Desafíos para valorar Vytrus
Vytrus es una microcap de apenas 60 millones de euros de capitalización bursátil. Un tamaño reducido, sí, pero con una ambición que, si se materializa, deja un margen de maniobra considerable para generar valor a largo plazo. Recuerda que tienes la tesis disponible en este Substack dividida en dos partes.
Precisamente por esa escalabilidad, el proyecto tiende a dividirse en fases muy marcadas: períodos de inversión intensiva seguidos de fases de “recogida de frutos”. Los últimos ejercicios han pertenecido a esta segunda categoría, con tasas de crecimiento que rozan el 70%.
Sin embargo, esa etapa está empezando a dar paso a un nuevo ciclo de expansión. Ante la posibilidad real de incorporar clientes capaces de agotar el stock actual por sí solos, Vytrus ha dado luz verde a un plan de inversión de 2,5 millones de euros entre 2025 y 2026. Una cifra relevante que multiplica por casi 10 veces el capex ejecutado en los dos últimos ejercicios.
Y aquí conviene matizar algo importante: el capex que publica la compañía es cierto contablemente, pero poco representativo desde un punto de vista real.
Vytrus puede fabricar, como hizo en el último año, una instalación valorada en más de dos millones de euros, y reflejarlo como inversión puntual. El problema es que en los ejercicios posteriores, sin un proyecto de esa magnitud, el capex “desaparece” contablemente. Y sin embargo, la inversión real, la que permite escalar ventas futuras, sigue ejecutándose a través de otra vía: la activación del gasto en I+D.

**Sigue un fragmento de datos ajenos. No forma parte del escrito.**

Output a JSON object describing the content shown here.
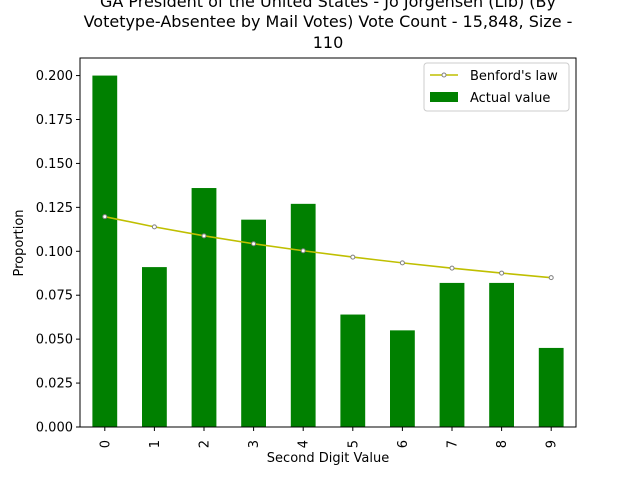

Por eso, al estimar un capex normalizado, prefiero usar referencias más estables como la amortización (D&A) o la partida de “trabajos realizados por la empresa para su inmovilizado”, que recoge el grueso de los desarrollos científicos que luego se amortizan año tras año.
Este ajuste, aunque conservador, permite acercarnos a un FCF más fiel a la realidad operativa, y muy diferente al que aparece en algunas plataformas o incluso en los materiales corporativos de la propia compañía.
Este sesgo también afecta a las métricas más visibles: EBITDA y beneficio neto están inflados artificialmente al no reflejar el gasto en I+D activado.
Y es que aunque como defendí en la tesis, la compañía está en una situación perfecta para justificar estas “anomalías” contables por los altos retornos que genera por cada inversión interna en nuevos productos, lo cierto es que de cara a un modelo “escrito”, el no tener en cuenta este efecto genera un riesgo de proyección de rentabilidad estructural mayor de la que es realmente sostenible.
Estos hechos, junto a la eliminación de ingresos contables que considero “no operativos”, o a una normalización de tasas que en el pasado han sido negativas (han inflado el beneficio neto), hacen del modelo una aproximación mucho más conservadora, pero creo que realista, que la que podrás encontrar en otras fuentes.